Maybe there is some truth in that, but let me tell you, if you think that Jesus is the way to prosperity, you shouldn’t become Catholic. The reason that I’m writing about this even though I really hate it, is because of the things that I saw Catholics write about the death of Bobbi Kristina, the only daughter of Bobby Brown and Whitney Houston. She was found unresponsive on January 31 of this year and has been under medical care ever since. Today (Sunday) her family announced that she had passed away. Two of the comments that I read were: this just goes to show that Jesus is the only One who can make us whole and this just goes to show that money doesn’t buy happiness. Both pissed me off.
Knowing Jesus doesn’t mean that you will not fall to addiction or depression. Knowing Jesus doesn’t mean that you feel like a million bucks every day of your life. I know Jesus. He has stepped in my life many times. He is real to me and yet there are plenty of times when I feel like I will not survive to the next day. As I said, from the time that I was 3 until now, I always feel like I am less than other people. I feel like people don’t like me or that no matter what I do, I am not going to be successful. Even in blogging. There is a whole group of bloggers who support one another and share each other’s posts and use their platform to help each other out when needed and I have maybe a handful of those bloggers share my posts. I have no idea why. I know my blog isn’t about arts and crafts or babies, but whatever, it hurts either way. No matter how much I try to shove that hurt down, it is there and on weeks like this one, it comes up.

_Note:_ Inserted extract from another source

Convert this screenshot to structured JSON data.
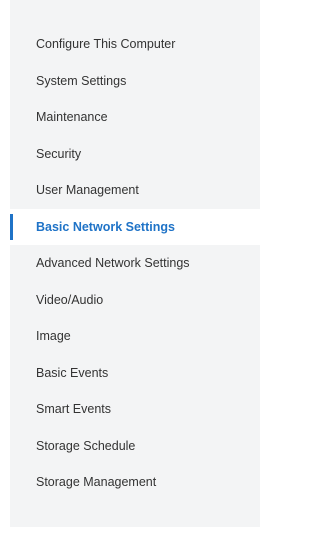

So now, Jesus doesn’t help that. Not if by “help” one means that He makes it go away. Why would He? He understands more than I do that friends suck. Look what Judas did to Him, or the fact that all of His friends, except one, abandoned Him and His mother as he was tortured and hung on a Cross. So no, He doesn’t make my hurt go away and He doesn’t make me feel less lonely. He only tells me that He knows how I feel and that I just have to get through it and do what He asks of me even if I feel like I can’t do it.

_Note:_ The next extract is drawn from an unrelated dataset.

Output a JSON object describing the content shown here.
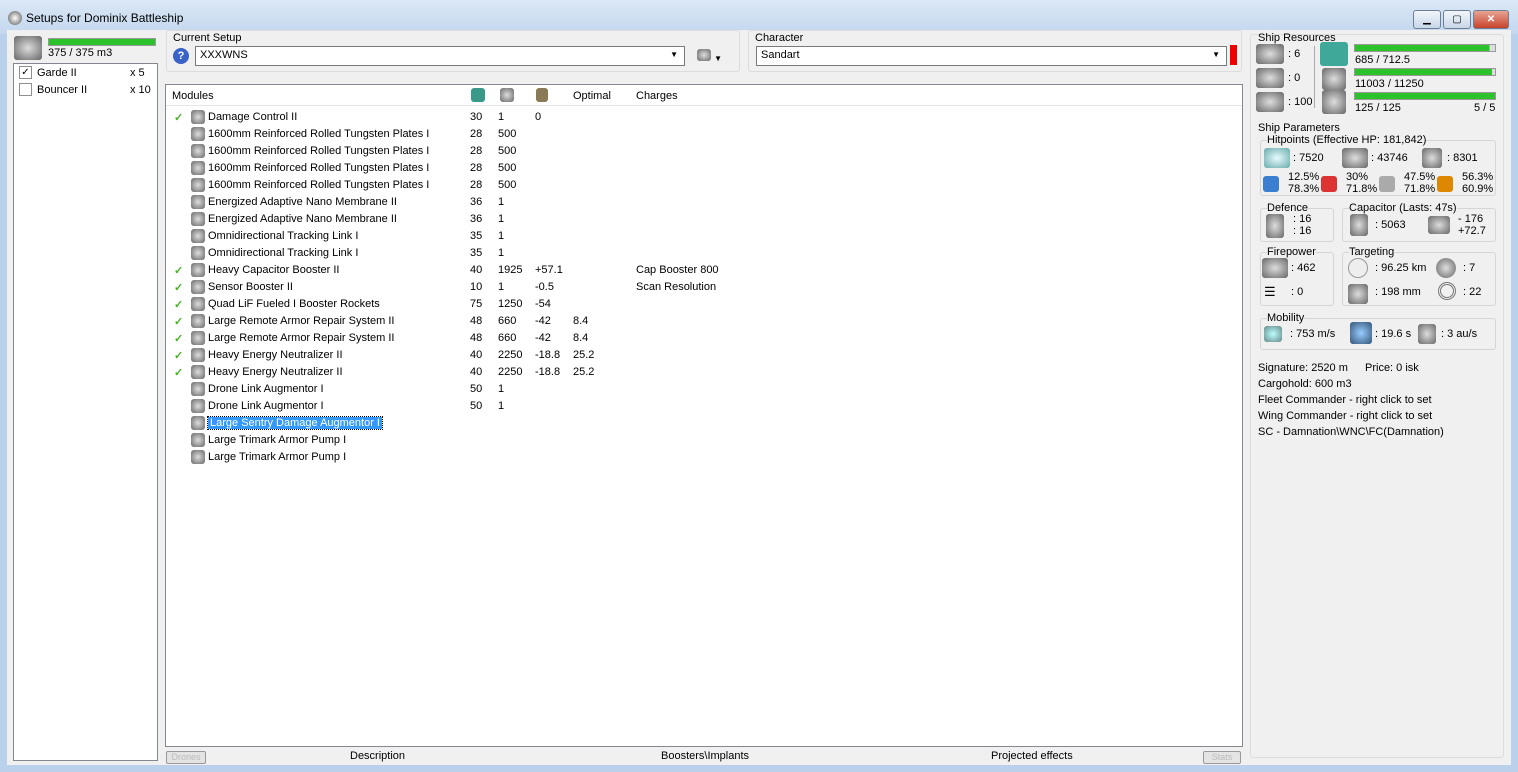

No, money does not buy happiness, but it does pay the light bill and it pays for an uncle’s truck when he feels like everything has been taken from him. If money doesn’t buy happiness, then why do we hang on to ours so tight? Why do we eat out when people starve? Why do we make sure our shit is paid and tell others that we work for our things and they should do the same? If money doesn’t buy happiness then why do 80 year old women get thrown in the street when they can’t pay the rent? (long story, but this happened to someone in my mom’s apartment complex) and if money doesn’t buy happiness then why the eff do we expect to get paid for the work we do? Because we are freakin’ happier when we can pay our bills…. with MONEY. Is money more important than the lives of the people we love? No. But the person I love doesn’t mean as much to you and they do to me. $20 grand to pay my uncle’s medical bills and truck off would bring me happiness, but that doesn’t mean that it will bring you happiness to help me do that.
I have been Catholic for 5 1/2 years and I know that Jesus is a lot of things. He is my friend, He is my Lord, He is my example and He is the Truth, the Way and the Life, but the one thing that He is not is a fairy godmother who will make all my wishes come true. Being a follower of Christ is hard, it is painful, it is lonely and it is worth it. Even after everything, I know that it is worth it. One day, I will be a saint, if it is His will to make me one, until then, I just have to carry my crosses. I hope to have people to help me carry them.